As the ceremony began, the packed house broke into chants of "De-rek Je-ter!" chants while several video tributes played on the scoreboard. The iconic moments rolled by: Mr. November, 'The Flip,' emerging bloodied from the stands, homering to join the 3,000 hit club, the walk-off in his final home game.
"There is one thing that stands out to me on the field for Derek Jeter," Pettitte said. "If you ever needed a big hit, especially in the playoffs, Derek was the absolute best at handling those at-bats, like I've never seen anyone handle them before. For me, he's the greatest clutch hitter that I've ever seen."
Jeter and his family were driven to the field in golf carts, accompanied by Frank Sinatra's "My Way," and the Yankees played a congratulatory video message from Marlins manager and former Yankee captain Don Mattingly. Jeter laughed as he unveiled his plaque, then said he was pleased by the likeness.
"When Bernie had his, he had a big mole," Jeter said. "When Jorge had his, he had the big ears. Andy had the big nose. So I was happy with mine."
The Steinbrenner family gifted Jeter framed replicas of his plaque and number, plus a one-of-a-kind career milestone diamond ring. Astros outfielder Carlos Beltran presented Jeter with a Monument Park blazer, an idea the former Yankee bounced off of club brass last season.
"I thought it was great. The fans were obviously really into it," Yankees outfielder Brett Gardner said. "Obviously it was a special moment for Derek and his family. It was very well deserved, and I'm happy that I was able to witness it."

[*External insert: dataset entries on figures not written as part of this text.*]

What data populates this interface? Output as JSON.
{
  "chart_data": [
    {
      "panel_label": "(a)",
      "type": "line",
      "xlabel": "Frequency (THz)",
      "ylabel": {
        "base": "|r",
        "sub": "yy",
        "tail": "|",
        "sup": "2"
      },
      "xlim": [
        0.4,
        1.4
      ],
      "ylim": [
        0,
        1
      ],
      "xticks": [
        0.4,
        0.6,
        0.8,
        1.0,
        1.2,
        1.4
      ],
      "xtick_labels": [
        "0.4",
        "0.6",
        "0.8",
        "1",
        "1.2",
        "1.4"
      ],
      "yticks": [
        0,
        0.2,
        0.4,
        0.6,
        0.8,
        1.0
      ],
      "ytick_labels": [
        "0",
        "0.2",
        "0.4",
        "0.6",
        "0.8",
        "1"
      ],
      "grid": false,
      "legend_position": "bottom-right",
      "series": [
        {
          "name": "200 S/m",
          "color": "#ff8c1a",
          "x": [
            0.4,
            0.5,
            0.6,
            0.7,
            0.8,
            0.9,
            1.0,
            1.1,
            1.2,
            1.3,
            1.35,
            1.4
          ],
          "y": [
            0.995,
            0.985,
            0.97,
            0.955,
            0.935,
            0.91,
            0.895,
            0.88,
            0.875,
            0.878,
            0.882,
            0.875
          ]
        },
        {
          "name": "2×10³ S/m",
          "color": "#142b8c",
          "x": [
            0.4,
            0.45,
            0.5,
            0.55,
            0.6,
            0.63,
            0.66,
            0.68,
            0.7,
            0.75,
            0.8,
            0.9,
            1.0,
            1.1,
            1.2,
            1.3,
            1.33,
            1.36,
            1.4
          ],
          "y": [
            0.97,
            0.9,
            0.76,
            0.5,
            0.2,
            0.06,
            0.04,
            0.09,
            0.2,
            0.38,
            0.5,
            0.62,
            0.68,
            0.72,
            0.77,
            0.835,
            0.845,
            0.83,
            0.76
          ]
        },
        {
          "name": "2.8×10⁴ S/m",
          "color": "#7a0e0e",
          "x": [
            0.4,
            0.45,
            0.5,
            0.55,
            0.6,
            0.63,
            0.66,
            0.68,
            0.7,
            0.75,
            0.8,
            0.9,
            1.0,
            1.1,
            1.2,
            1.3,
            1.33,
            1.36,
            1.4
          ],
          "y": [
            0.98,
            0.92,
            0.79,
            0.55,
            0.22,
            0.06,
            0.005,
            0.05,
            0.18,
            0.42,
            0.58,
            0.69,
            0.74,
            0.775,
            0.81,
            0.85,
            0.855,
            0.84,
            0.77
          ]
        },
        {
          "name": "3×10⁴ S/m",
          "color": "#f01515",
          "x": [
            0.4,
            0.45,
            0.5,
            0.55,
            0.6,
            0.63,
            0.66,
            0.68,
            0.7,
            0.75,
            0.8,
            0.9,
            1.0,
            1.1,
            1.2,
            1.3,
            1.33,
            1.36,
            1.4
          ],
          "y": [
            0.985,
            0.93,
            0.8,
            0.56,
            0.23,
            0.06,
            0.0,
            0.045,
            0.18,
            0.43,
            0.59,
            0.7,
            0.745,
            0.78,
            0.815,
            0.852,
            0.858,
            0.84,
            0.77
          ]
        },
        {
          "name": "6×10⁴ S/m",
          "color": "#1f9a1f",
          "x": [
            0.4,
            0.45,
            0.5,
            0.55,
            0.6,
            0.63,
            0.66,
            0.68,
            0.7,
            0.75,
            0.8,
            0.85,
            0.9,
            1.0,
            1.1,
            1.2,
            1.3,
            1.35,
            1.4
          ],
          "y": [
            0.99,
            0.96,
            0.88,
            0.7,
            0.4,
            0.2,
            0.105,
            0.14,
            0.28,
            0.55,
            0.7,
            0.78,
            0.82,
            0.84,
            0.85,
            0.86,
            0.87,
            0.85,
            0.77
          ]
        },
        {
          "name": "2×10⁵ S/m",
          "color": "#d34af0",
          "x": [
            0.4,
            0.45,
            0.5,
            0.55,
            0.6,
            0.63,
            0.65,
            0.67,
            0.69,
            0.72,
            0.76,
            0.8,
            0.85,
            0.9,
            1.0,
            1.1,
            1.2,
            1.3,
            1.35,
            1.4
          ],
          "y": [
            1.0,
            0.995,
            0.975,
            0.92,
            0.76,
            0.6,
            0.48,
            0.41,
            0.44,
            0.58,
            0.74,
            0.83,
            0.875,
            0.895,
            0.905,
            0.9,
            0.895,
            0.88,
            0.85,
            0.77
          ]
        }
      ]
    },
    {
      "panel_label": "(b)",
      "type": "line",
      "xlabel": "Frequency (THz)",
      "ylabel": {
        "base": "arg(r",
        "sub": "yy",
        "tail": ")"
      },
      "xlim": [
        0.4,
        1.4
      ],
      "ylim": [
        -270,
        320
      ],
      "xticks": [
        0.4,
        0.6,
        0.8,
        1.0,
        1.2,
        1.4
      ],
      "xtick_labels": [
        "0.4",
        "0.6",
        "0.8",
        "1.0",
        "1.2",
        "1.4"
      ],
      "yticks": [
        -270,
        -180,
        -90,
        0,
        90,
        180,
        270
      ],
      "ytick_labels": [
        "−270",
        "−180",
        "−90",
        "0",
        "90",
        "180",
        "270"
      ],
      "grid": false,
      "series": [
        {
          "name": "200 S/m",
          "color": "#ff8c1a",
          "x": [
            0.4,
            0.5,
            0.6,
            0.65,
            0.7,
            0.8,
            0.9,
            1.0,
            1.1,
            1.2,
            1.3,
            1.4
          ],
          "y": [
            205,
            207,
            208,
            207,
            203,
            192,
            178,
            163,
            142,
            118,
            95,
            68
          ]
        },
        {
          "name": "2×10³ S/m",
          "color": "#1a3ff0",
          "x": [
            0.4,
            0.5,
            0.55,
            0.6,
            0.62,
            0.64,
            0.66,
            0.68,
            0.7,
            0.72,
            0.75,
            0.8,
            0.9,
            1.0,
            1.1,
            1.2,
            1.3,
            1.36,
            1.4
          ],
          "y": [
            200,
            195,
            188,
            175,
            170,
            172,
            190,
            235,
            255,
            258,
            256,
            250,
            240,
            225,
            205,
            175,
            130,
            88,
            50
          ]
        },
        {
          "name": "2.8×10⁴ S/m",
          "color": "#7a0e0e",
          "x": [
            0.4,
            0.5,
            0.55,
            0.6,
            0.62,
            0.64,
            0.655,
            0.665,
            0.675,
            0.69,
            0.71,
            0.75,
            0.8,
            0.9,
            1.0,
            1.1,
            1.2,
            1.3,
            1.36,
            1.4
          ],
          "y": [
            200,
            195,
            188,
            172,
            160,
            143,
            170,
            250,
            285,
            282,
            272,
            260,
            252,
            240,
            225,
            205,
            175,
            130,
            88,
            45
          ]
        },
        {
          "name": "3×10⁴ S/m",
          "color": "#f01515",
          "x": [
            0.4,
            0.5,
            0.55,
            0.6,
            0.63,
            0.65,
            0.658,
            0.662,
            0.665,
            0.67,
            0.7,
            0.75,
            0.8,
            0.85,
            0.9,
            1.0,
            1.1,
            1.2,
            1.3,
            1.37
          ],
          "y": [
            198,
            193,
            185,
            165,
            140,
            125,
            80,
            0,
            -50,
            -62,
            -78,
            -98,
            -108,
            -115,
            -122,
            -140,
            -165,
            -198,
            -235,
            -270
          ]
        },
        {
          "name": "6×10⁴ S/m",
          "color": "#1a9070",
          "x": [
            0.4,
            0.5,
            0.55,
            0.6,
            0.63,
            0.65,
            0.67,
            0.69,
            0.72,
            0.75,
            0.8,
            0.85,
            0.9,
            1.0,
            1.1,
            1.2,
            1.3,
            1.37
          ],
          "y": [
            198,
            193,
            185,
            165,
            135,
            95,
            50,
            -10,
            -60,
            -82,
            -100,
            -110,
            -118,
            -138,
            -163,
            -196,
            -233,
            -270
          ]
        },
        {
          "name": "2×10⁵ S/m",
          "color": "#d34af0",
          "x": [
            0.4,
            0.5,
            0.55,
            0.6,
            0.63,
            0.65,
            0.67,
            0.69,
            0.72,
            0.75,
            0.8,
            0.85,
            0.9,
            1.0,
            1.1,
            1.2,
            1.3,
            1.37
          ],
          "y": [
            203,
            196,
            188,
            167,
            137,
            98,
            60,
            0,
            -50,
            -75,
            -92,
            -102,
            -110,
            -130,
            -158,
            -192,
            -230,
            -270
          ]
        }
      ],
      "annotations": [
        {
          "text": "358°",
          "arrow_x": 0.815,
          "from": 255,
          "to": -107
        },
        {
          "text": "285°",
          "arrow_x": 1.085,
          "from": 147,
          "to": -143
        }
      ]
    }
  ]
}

A 14-time American League All-Star, Jeter is sixth all-time with 3,465 career hits and tops the Yankees' all-time list in hits, games played (2,747), doubles (544), stolen bases (358), at-bats (11,195), singles (2,595) and hit-by-pitches (170).
"People get a kick out of asking me, 'Who was the best player you every managed?'" Torre said. "And, Derek, it's an easy choice for me. And the interesting part about it -- I managed for 30 years and I can bet you probably every single one of those other players I managed never resented that because of the kind of player he was."
Born in New Jersey and raised in Kalamazoo, Mich., Jeter played his franchise-record 20th and final season in 2014. He said that he arrived at his old workplace with no preconceived notions about how the day would go, and left feeling that it had gone better than he could have imagined.
"This is one of those special days that you'll never forget," Jeter said. "When you have this dream of playing baseball and playing for the Yankees, having your number retired is never part of it. This is all icing on the cake for me."